Witam. Co powiecie na sesję w Śródziemiu? Proponuję wam taką zabawę. Będzie to sesja pełna humoru, ośmieszająca miejscami pewne tendencje fantasy. To taka próba na spojrzenie ma świat Tolkiena, inaczej niż zrobiłby to Tolkien. Wojna zwykłych ludzi, orków, elfów, krasnoludów. Dramat wojenny na skalę mikro i makro. Sprawdzimy w praktyce odpowiedzi na następujące pytania:
-Co by było gdyby Mordor uderzył kilka lat wcześniej?
-Co gdyby Frodo nie zniszczył Pierścienia?
-Czy Minas Tirith było fortecą nie do zdobycia?
-Jak armie Śródziemna się zaopatrywały?
- Jaką siłę ma formacja setki trolli?
-Jak żyło się w świecie Tolkiena?

To tylko kilka które przyszły mi do głowy.

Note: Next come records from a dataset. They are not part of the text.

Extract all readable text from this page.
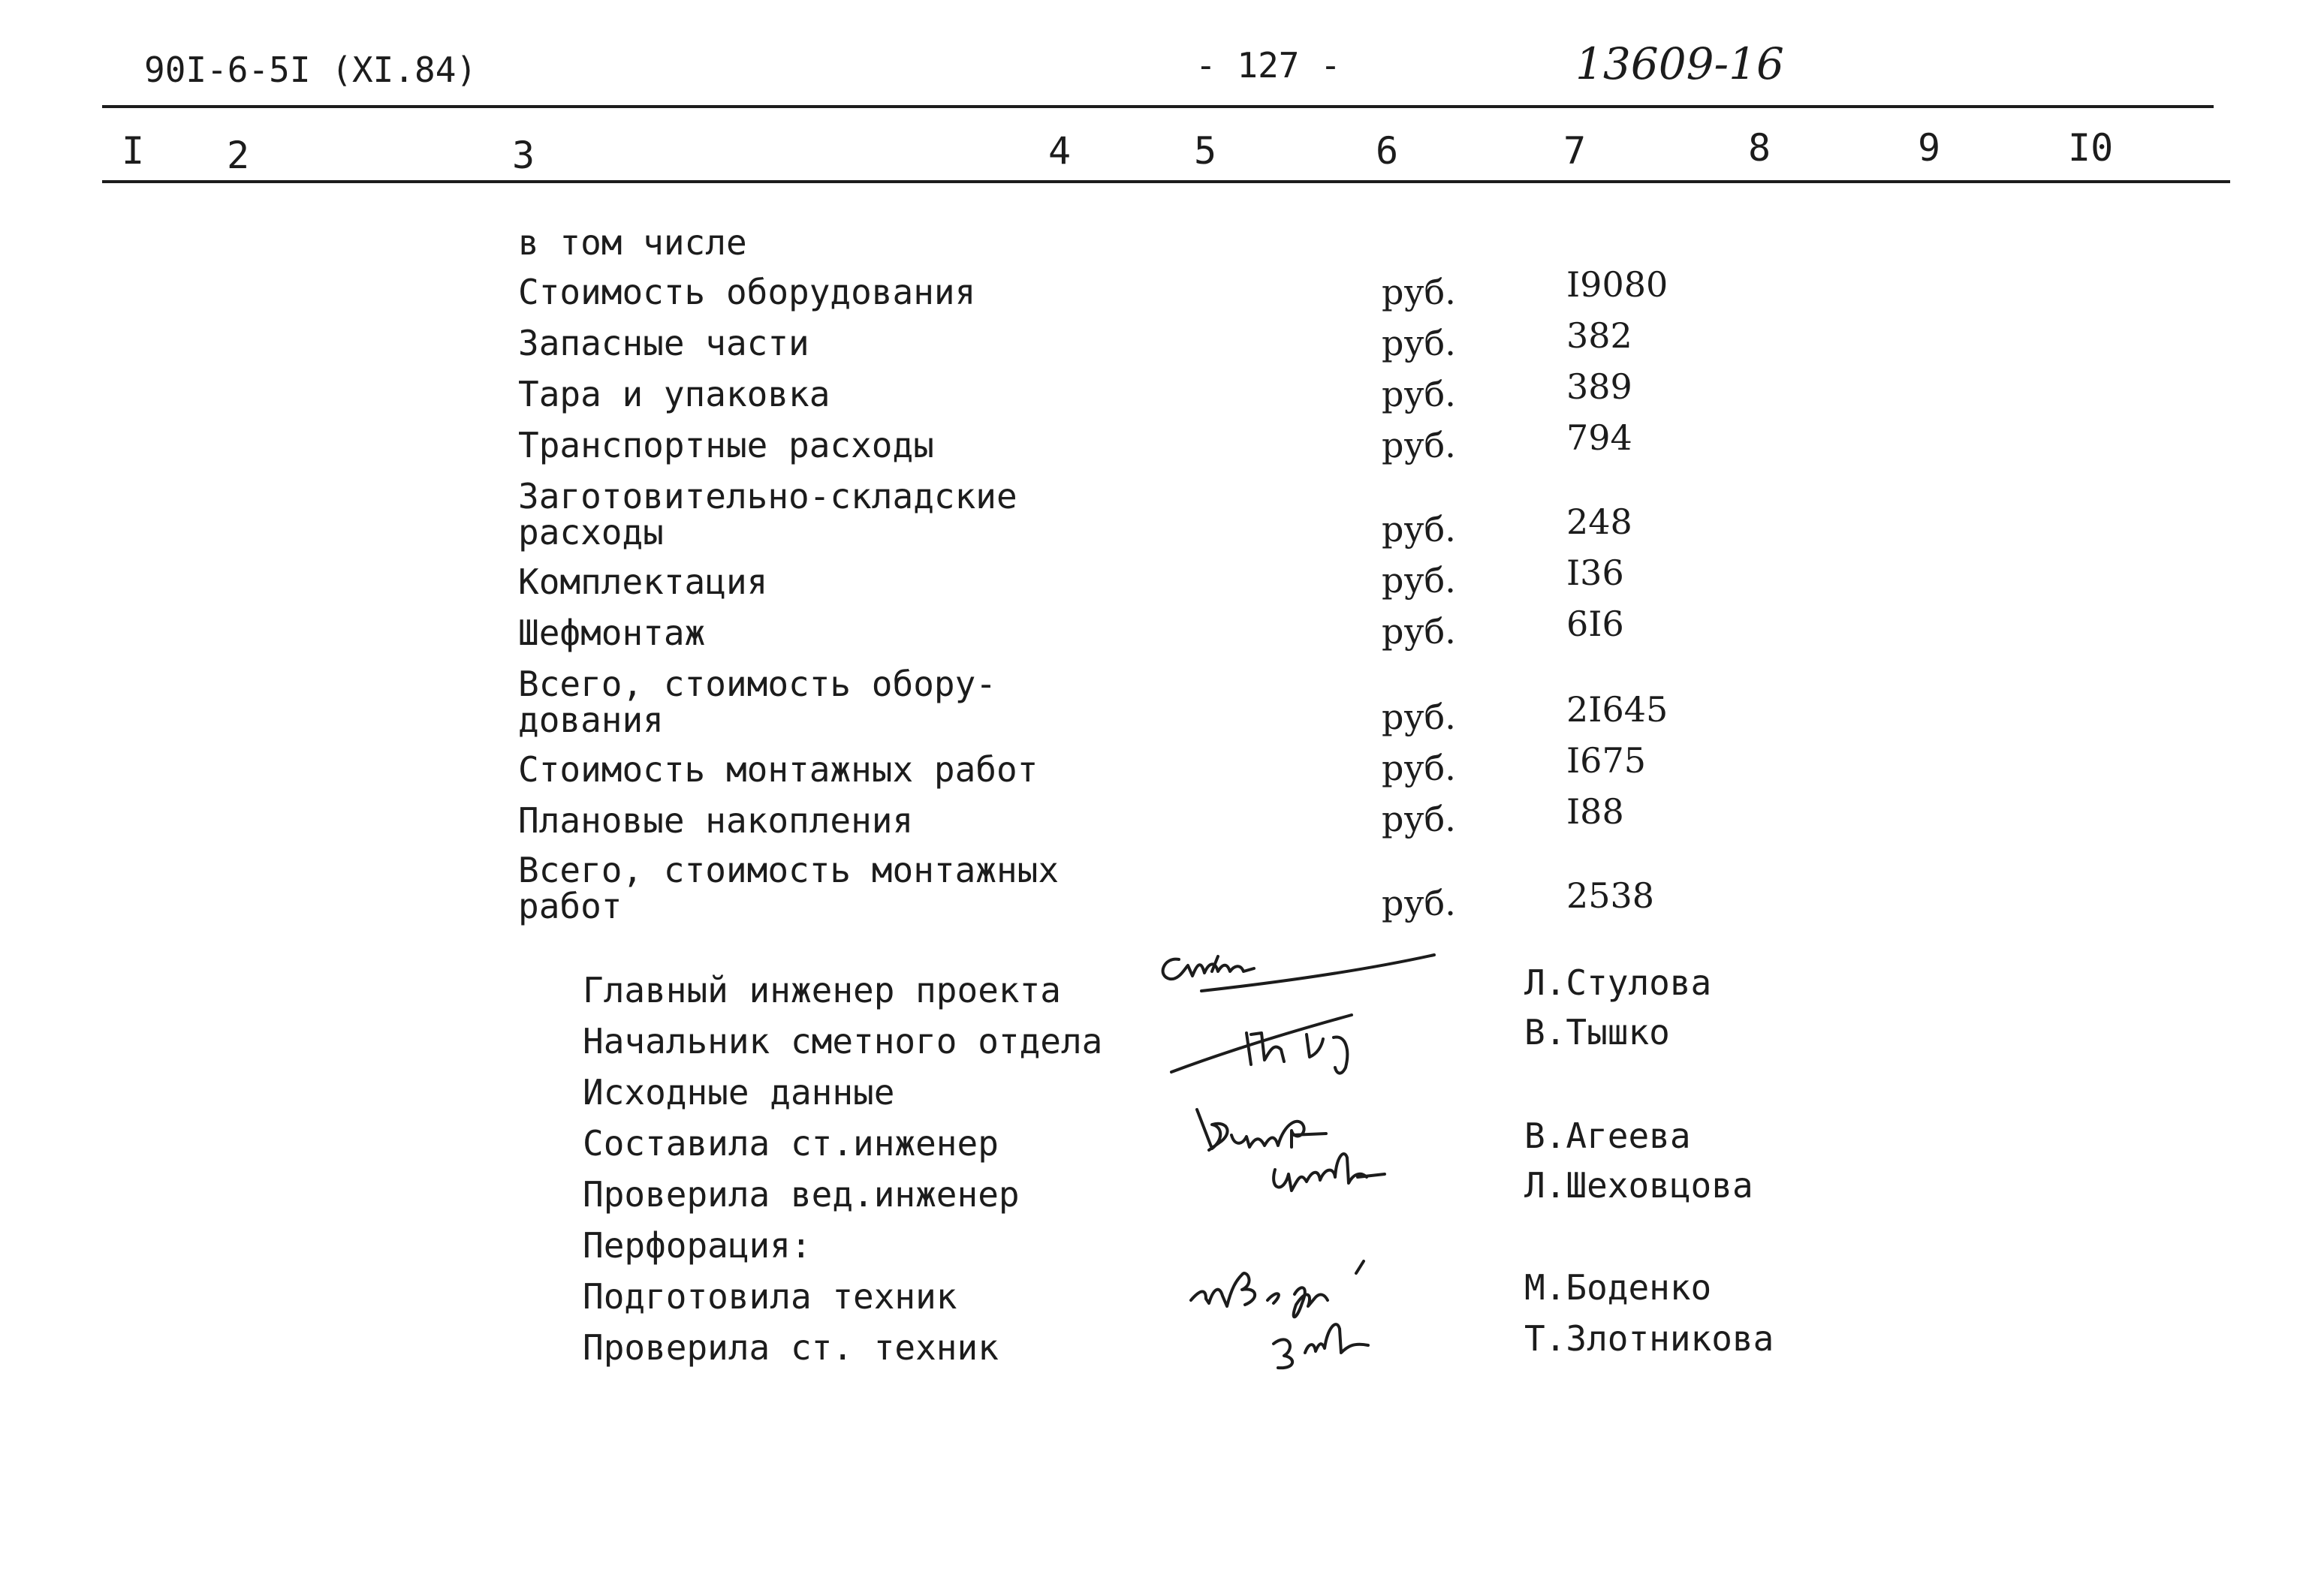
90I-6-5I (XI.84)	- 127 -	13609-16
I 2	3	4	5	6	7	8	9	I0
в том числе
Стоимость оборудования	руб.	I9080
Запасные части	руб.	382
Тара и упаковка	руб.	389
Транспортные расходы	руб.	794
Заготовительно-складские
расходы	руб.	248
Комплектация	руб.	I36
Шефмонтаж	руб.	6I6
Всего, стоимость обору-
дования	руб.	2I645
Стоимость монтажных работ	руб.	I675
Плановые накопления	руб.	I88
Всего, стоимость монтажных
работ	руб.	2538
Главный инженер проекта	Л.Стулова
Начальник сметного отдела	В.Тышко
Исходные данные
Составила ст.инженер	В.Агеева
Проверила вед.инженер	Л.Шеховцова
Перфорация:
Подготовила техник	М.Боденко
Проверила ст. техник	Т.Злотникова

Kwestii jest więcej. Przejdźmy jednak do rzeczy.






Można być kimkolwiek. Orkiem, człowiekiem, krasnoludkiem, elfem, trollem… Proszę o nie tworzenie pół-bogów typu: Aragorn ver.1.2 i tak dalej…





Cel bohaterów: Przeżyć, wykarmić siebie i rodzinę, realizować własne cele. Można mnożyć i tworzyć do woli.





Karta Postaci (jak chcecie to ulepszajcie)

Imię Postaci:
Rasa: człowiek
Talenty i umiejętności: To w czym jest dobry. Opiszcie głównie umiejętności bojowe, a reszta to wasza inwencja.
Wiek: Dowolnie
Płeć: Wiadome…
Kraj pochodzenia:
Wzrost: Rozsądnie.
Waga: Rozsądnie
Oczy (kolor, ilość):
Kolor Włosów:
Kolor Skóry:



Zgłoszenia poprzedzajcie postem w temacie.




Karty wysyłajcie na PW. Reszta do obgadania.




Vald Pozdrawia!
 
__________________
"Gdy się krzywdzi człowieka, należy czynić to w ten sposób, aby nie trzeba było obawiać się zemsty."